Landau-Ginzburg theory of charge density wave formation accompanying lattice and electronic long-range ordering

TL;DR

This paper develops an analytical Landau-Ginzburg framework to describe charge density waves coupled with various long-range orders, providing insights into phase stability and spatial modulations in quantum materials.

Contribution

It introduces a novel biquadratic gradient coupling in the Landau-Ginzburg free energy, crucial for understanding spatially-modulated phases in charge-ordered and superconducting systems.

Findings

Derived thermodynamic conditions for phase stability.

Provided analytical expressions for phase energies and order parameters.

Explained the role of gradient couplings in spatial phase modulation.

Abstract

We propose an analytical Landau-Ginzburg theory of the charge density waves coupled with lattice and electronic long-range order parameters. Examples of long-range order include electronic wave function of superconducting Cooper pairs, structural distortions, electric polarization, and magnetization.
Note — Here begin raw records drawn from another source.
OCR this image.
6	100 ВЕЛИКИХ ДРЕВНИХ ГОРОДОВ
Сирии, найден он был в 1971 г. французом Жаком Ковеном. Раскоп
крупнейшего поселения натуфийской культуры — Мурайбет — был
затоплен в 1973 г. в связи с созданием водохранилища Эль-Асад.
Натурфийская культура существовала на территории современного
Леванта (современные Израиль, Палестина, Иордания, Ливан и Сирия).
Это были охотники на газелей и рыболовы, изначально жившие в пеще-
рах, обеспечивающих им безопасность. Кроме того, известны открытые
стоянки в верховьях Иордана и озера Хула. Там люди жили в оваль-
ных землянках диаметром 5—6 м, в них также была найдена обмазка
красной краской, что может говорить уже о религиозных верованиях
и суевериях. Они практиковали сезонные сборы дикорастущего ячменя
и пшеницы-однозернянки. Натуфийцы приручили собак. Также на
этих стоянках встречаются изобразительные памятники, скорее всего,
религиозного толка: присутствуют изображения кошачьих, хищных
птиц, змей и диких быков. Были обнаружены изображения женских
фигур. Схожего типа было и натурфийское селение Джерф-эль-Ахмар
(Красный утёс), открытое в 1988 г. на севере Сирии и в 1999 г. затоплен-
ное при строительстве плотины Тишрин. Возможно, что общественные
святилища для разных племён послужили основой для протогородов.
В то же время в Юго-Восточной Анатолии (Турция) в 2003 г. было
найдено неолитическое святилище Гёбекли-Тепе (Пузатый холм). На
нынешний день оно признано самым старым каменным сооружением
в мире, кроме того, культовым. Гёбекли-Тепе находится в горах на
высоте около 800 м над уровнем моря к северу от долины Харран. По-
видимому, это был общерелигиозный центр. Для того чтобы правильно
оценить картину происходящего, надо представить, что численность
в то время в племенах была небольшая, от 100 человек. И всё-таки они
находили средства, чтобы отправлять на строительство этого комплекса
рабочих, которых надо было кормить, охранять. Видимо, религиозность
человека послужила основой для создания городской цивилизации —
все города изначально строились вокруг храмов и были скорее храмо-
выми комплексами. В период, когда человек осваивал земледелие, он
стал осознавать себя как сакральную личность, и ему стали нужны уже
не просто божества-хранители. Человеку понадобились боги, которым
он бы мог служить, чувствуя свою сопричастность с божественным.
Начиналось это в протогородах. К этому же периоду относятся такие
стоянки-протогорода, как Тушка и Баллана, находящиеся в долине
We formulate the Landau-Ginzburg free energy density as power expansion with respect to the charge density and other long-range order parameters, as well as their spatial gradients, and biquadratic coupling terms. We introduced a biquadratic coupling between the charge density gradient and long-range order parameters, as well as nonlinear higher gradients of the long-range order parameters. The biquadratic gradient coupling is critical to the appearance of different spatially-modulated phases in charge-ordered ferroics and high-temperature superconductors. We derived the thermodynamic conditions for the stability of the spatially-modulated phases, which are the intertwined spatial waves of charge density and lattice/electronic long-range order. The analytical expressions for the energies of different phases, corresponding order parameters, charge density waves amplitudes and modulation periods, obtained in this work, can be employed to guide the comprehensive physical explanation, deconvolution and Bayesian analysis of experimental data on quantum materials ranging from charge-ordered ferroics to high-temperature superconductors.